Although the chronic pain market is largely saturated with reformulations of well-established molecules, developers continue to pursue products that have potential to fulfill the remaining unmet clinical need for analgesics that are well tolerated and can safely and effectively control pain over a long period of time. Historically, U.S. PCPs and pain specialists routinely prescribed strong opioid analgesics such as hydrocodone/acetaminophen (AbbVie’s Vicodin, generics) or controlled-release oxycodone (Purdue Pharma’s OxyContin) for the treatment of moderate to severe chronic noncancer pain. However, the use of opioids for the long-term management of chronic noncancer pain may decline as a result of increased public awareness of the prescription opioid abuse epidemic and the FDA’s introduction of the class-wide Risk Evaluation and Mitigation Strategy program in March 2013 for extended-release and long-acting opioid products. Unfortunately, the late-stage chronic pain pipeline is composed largely of reformulations of already-available molecules and features few agents that are truly novel. With the availability of multiple generic analgesic options, and with several key chronic pain therapies facing an end to their U.S. market exclusivity in the near term, factors driving treatment and reimbursement decisions in the United States are certain to change.

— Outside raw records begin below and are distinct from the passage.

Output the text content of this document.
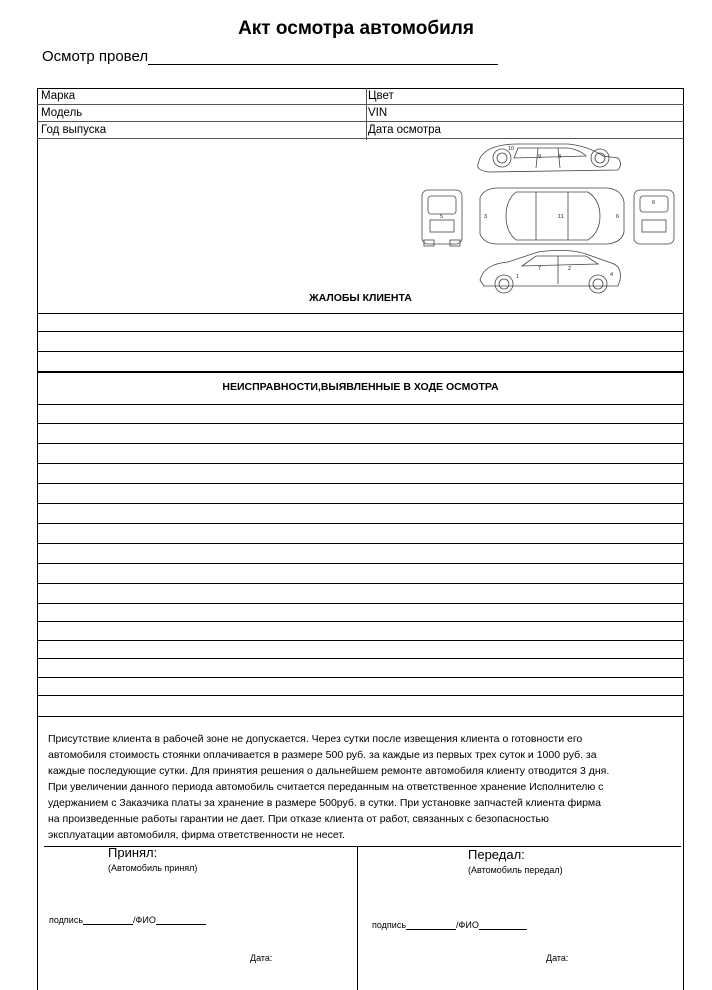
Акт осмотра автомобиля
Осмотр провел
Марка	Цвет
Модель	VIN
Год выпуска	Дата осмотра
10
9	8
5	3	11	6
6
7	2
4
1
ЖАЛОБЫ КЛИЕНТА
НЕИСПРАВНОСТИ,ВЫЯВЛЕННЫЕ В ХОДЕ ОСМОТРА
Присутствие клиента в рабочей зоне не допускается. Через сутки после извещения клиента о готовности его
автомобиля стоимость стоянки оплачивается в размере 500 руб. за каждые из первых трех суток и 1000 руб. за
каждые последующие сутки. Для принятия решения о дальнейшем ремонте автомобиля клиенту отводится 3 дня.
При увеличении данного периода автомобиль считается переданным на ответственное хранение Исполнителю с
удержанием с Заказчика платы за хранение в размере 500руб. в сутки. При установке запчастей клиента фирма
на произведенные работы гарантии не дает. При отказе клиента от работ, связанных с безопасностью
эксплуатации автомобиля, фирма ответственности не несет.
Принял:
(Автомобиль принял)
подпись	/ФИО
Дата:
Передал:
(Автомобиль передал)
подпись	/ФИО
Дата:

Key products in the chronic pain market include the following:
- Janssen Pharmaceuticals’ dual-acting opioid analgesic Nucynta ER (tapentadol ER), a mu-opioid receptor agonist and norepinephrine reuptake inhibitor that became available in 2011 for the management of moderate to severe chronic pain in adults when an around-the-clock opioid is needed for an extended period of time and was subsequently approved (in August 2012) for painful diabetic neuropathy, making it the first and only opioid approved for a neuropathic pain indication.
- AstraZeneca/Pozen's Vimovo (naproxen/esomeprazole), a fixed-dose combination tablet containing the NSAID naproxen and the proton pump inhibitor esomeprazole that became available in 2009. Vimovo is indicated for the relief of the signs and symptoms of osteoarthritis, rheumatoid arthritis, and ankylosing spondylitis and to decrease the risk of developing gastric ulcers in patients at risk of developing NSAID-associated gastric ulcers.
- Purdue’s BuTrans (buprenorphine transdermal patch), a seven-day transdermal patch delivering 5, 10, or 20 mcg/hr buprenorphine that became available in 2011 for the management of moderate to severe chronic pain in adults when a continuous, around-the-clock opioid is needed for an extended period of time.
In this report, we explore the use, reception, and formulary status of these key current and recently approved chronic pain therapies across multiple chronic pain populations in a survey of 70 primary care physicians (PCPs), 71 pain specialists, and 30 managed care organization directors. We also gauge payer and physician outlook toward four late-stage emerging therapies: Pfizer’s Remoxy, Pfizer’s tanezumab, Zogenix’s Zohydro, and BioDelivery Biosciences’ BEMA buprenorphine. By understanding the attitudes and expectations of prescribers and payers toward current, recently approved, and emerging chronic pain therapies, stakeholders can gain an understanding of the treatment paradigm and changing reimbursement climate for chronic pain.
Markets covered: United States.
Primary research: 70 PCPs, 71 pain specialists, 30 MCO pharmacy/medical directors.
Epidemiology: 2011, 2016, and 2021 prevalent cases of the following chronic pain populations are presented: cancer pain, chronic low back pain, fibromyalgia, chronic daily headache, chronic migraine, osteoarthritic pain, rheumatoid arthritis pain, and painful diabetic neuropathy.
Population segments: Where appropriate, our data and analyses are segmented by the following chronic pain populations: cancer pain, chronic low back pain, fibromyalgia, chronic daily headache, chronic migraine, osteoarthritic pain, rheumatoid arthritis pain, painful diabetic neuropathy, and postherpetic neuralgia.